Out of somewhat prominent compilers, the only one that does not use an AST (from my understanding) is the Tiny C Compiler where the pipeline looks something like this:

1
tokenization -> assembly generation-> executable


It is also how Mass used to work till now. The natural question is that if it works for TCC, why did I introduce an AST after all? What separates Mass from C is the presence of both the type inference and function overloading. I was able to push the code quite far even with these challenges but in the end, it was just too hacky and resulted in bad machine instructions being generated. Let's consider the following code:

1
2
3
4
5
6
fn foo(s : String) {}
fn foo(s : s64) {}

fn main() {
  foo(some expression here)
}


When the parser comes across a call to foo it needs to decide which overload to pick. Since the argument is not yet parsed, its type is unknown. In the previous setup, to understand the type we also needed to generate the assembly instructions for the expression, which in turn means putting the result of this expression somewhere, typically the stack.

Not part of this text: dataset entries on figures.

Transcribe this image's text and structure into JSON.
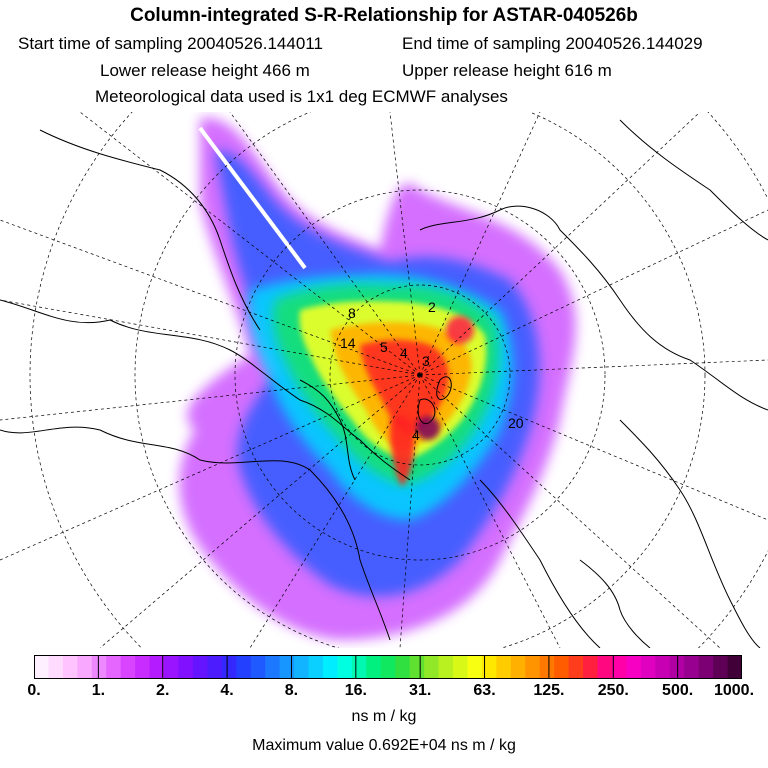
{
  "header": {
    "title": "Column-integrated S-R-Relationship for ASTAR-040526b",
    "start_time": "Start time of sampling 20040526.144011",
    "end_time": "End time of sampling 20040526.144029",
    "lower_release": "Lower release height  466 m",
    "upper_release": "Upper release height  616 m",
    "met_data": "Meteorological data used is 1x1 deg ECMWF analyses"
  },
  "map": {
    "projection": "polar stereographic, North Pole centred",
    "plume_levels_colors": [
      "#ffe0ff",
      "#c040ff",
      "#6020ff",
      "#2060ff",
      "#00d8ff",
      "#10e070",
      "#e0ff30",
      "#ffc000",
      "#ff2020",
      "#ff00a0",
      "#8a005c"
    ],
    "contour_labels": [
      "14",
      "5",
      "4",
      "3",
      "8",
      "2",
      "20",
      "4"
    ]
  },
  "colorbar": {
    "colors": [
      "#fff0ff",
      "#ffdcff",
      "#ffc4ff",
      "#f8a8ff",
      "#ee88ff",
      "#e466ff",
      "#d844ff",
      "#c92cff",
      "#b41cff",
      "#9a14ff",
      "#8010ff",
      "#6414ff",
      "#4c1cff",
      "#3428ff",
      "#2440ff",
      "#1e5aff",
      "#1c78ff",
      "#1896ff",
      "#12b4ff",
      "#0ad0ff",
      "#00ecff",
      "#00ffe0",
      "#00f8b0",
      "#00f080",
      "#10e860",
      "#30e040",
      "#60e030",
      "#90e828",
      "#b8f020",
      "#d8f818",
      "#f8ff10",
      "#ffe800",
      "#ffcc00",
      "#ffb000",
      "#ff9400",
      "#ff7800",
      "#ff5c00",
      "#ff3c1c",
      "#ff2040",
      "#ff0880",
      "#ff00a8",
      "#f800c4",
      "#e000c0",
      "#c800b4",
      "#b000a4",
      "#980090",
      "#7c0074",
      "#5e0056",
      "#420038"
    ],
    "tick_labels": [
      "0.",
      "1.",
      "2.",
      "4.",
      "8.",
      "16.",
      "31.",
      "63.",
      "125.",
      "250.",
      "500.",
      "1000."
    ],
    "units": "ns m / kg",
    "max_value": "Maximum value  0.692E+04 ns m / kg"
  }
}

For the String version of foo the argument does need to be on the stack but for the integer version it is wasteful.

The new approach is to parse the code first into a series of typed thunks (closures) that when forced (called) generate the assembly instructions for the operation. The knowledge of type allows picking the right overload before generating any instructions which in turns makes it possible to put the result of the expression directly into the expected storage for the argument.

I'm generally pretty happy with the new setup, but it is not without problems. The biggest one that I need to consider is that because the code is represented as nested thunks, deeply nested expressions can generate stack overflows in code generation. I might just increase stack size or switch to a different representation. We'll see.